Early onset of HIT may be seen if the patient has been treated with heparin in the previous 1 to 3 months and still has circulating HIT antibodies present [
13]. In this patient, HIT was seen earlier than predicted. This was thought to be attributable to his earlier exposure to heparin in his preceding hospitalization. This likely sensitized him to heparin, and on reexposure to the medication, he still had circulating HIT antibodies present.

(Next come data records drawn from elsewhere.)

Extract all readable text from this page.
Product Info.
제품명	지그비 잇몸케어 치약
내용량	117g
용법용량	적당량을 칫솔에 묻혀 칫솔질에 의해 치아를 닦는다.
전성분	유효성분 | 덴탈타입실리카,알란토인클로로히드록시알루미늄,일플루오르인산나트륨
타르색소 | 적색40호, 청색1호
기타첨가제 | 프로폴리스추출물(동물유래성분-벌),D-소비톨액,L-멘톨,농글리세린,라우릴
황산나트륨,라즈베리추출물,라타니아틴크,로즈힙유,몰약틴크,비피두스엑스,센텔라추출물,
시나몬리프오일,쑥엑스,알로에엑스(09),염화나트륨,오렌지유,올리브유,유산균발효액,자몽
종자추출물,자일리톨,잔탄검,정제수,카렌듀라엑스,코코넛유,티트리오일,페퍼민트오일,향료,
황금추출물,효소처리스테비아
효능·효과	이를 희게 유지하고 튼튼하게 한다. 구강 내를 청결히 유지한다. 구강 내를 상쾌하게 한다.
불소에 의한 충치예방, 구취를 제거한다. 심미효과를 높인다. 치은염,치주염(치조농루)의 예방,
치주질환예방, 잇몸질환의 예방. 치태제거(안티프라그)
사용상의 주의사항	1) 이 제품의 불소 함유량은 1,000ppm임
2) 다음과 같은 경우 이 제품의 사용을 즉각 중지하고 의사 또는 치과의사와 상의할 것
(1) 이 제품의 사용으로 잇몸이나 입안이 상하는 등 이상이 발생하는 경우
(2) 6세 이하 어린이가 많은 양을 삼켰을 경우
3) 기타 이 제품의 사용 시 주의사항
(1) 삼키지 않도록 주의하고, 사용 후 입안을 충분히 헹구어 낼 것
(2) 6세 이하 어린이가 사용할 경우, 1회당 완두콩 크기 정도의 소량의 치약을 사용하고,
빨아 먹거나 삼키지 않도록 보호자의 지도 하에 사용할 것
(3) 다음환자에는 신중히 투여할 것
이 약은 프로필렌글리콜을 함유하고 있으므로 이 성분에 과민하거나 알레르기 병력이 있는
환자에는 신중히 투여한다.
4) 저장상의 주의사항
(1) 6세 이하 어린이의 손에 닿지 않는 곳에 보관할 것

Multiple options exist for the management of patients with HIT or HITT. When HIT or HITT is suspected, we recommend that immediate consultation be sought from appropriate medical colleagues for complete work-up and initiation of therapy. Therapy typically includes immediate cessation of heparin use, confirmation of HIT diagnosis, evaluation for further need for anticoagulation, and initiation of an alternative nonheparin anticoagulant, such as lepirudin, argatroban, danaparoid, fondaparinux, or bivalirudin (
Fig. 5) [
1]. It is recommended that patients with HIT undergo anticoagulation for at least 2 to 3 months after diagnosis and that patients with HITT undergo anticoagulation for 3 to 6 months after a thrombotic event [
14].
Conclusions
Heparin-induced thrombocytopenia can have severe consequences with significant morbidity, including loss of limbs, pulmonary embolism, and deep venous thrombosis; even death can occur. Early detection and recognition of HIT is vital for patient safety, especially in the setting of perioperative bridging for surgical patients, as these patients are at increased risk for thrombosis [
7]. In this case report, we detected a sudden drop of nearly 50% in this patient’s platelet count on the morning of his scheduled surgery. It was this critical event that lead to the diagnosis of HIT. We, therefore, recommend routine platelet count monitoring for operative patients undergoing bridging for anticoagulation therapy and for any patient receiving heparin therapy.